身の回りの出来事系エッセイ-2 ハンバーガー10個

1997年9月23日執筆


 高校生の時、ハンバーガーを10個食おうとしたことがある。はっきり言って、この思考に意味はない。もともと何かを一度にたくさん食べたり飲んだりするのが好きで、小学生の時にはみかんを25個食べて全部戻した。
 ハンバーガー10個を完食しようと思い立った週の休みの日、自転車で『バーガーワールド』という店にハンバーガーを買いにいった。なぜこの店なのかと言えば、ハンバーガーを100円という超格安値段で販売していたからである。
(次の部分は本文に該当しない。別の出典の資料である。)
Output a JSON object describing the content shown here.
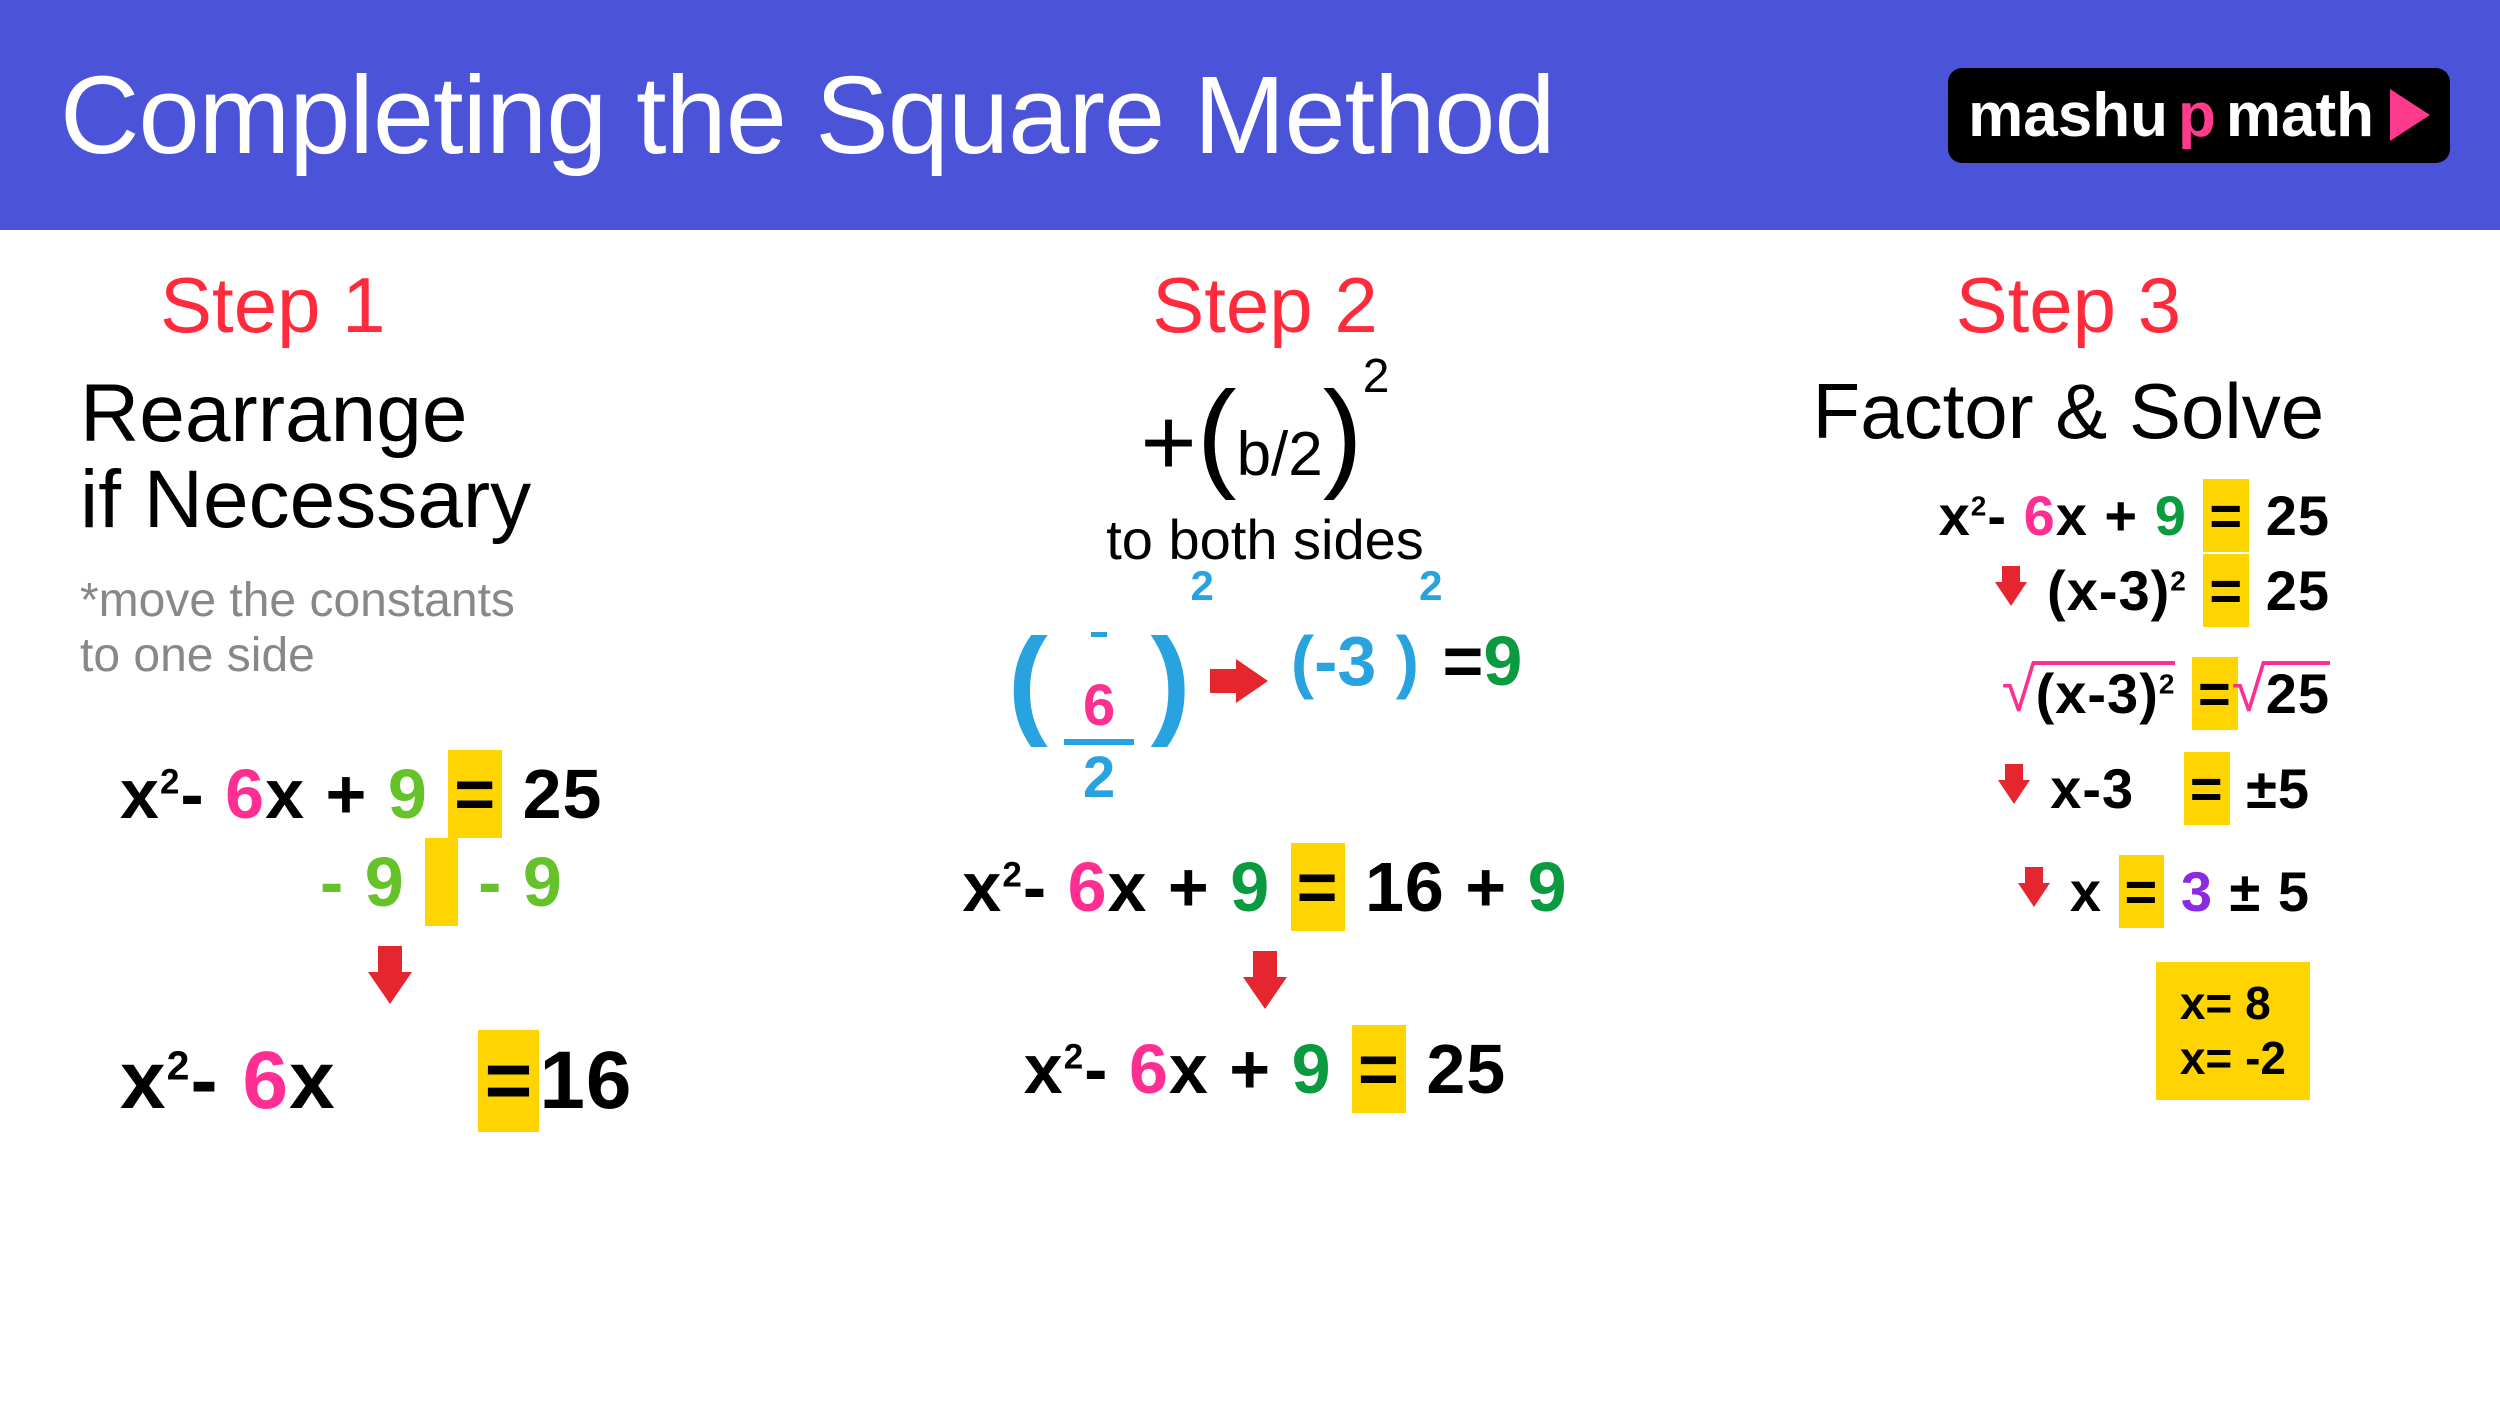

当時、マックのハンバーガーは200円ぐらいして、10個買うのはちょっときつかった。1000円だったらなんとかなる。
 大きさの方はマックのハンバーガーとほぼ同じなのだが、味はかなり落ちた。パンがパサパサしていて固いのだ。2日間ぐらい袋から外に出しておいた食パンに近かったと思う。しかし、味はどうでもいい。ハンバーガーでありさえすればそれでよかった。
 薬局やスーパーなどが並ぶ商店街の、狭い歩道にママチャリを止め、バーガーワールドの小さなカウンター越しに私は言った。
「すいませーん、ハンバーガー10個くださーい」
「え、10個?」
「はい」
 店員の大学生っぽい女性はちょっと驚いた顔をしたが、まさか目の前にいる男が一人で食おうとしているとは夢にも思っていないことだろう。
 20分ほど待つと、「ハンバーガー10個、お待ちのお客様」と呼ばれた。
「はいはい」
「えー、ちょうど1000円になりまーす」
 そう言われて1000円を払い、私は帰路に着いた。途中、コーラの1.5リットルボトルを買い、苦しくなったらこれで流すことにした。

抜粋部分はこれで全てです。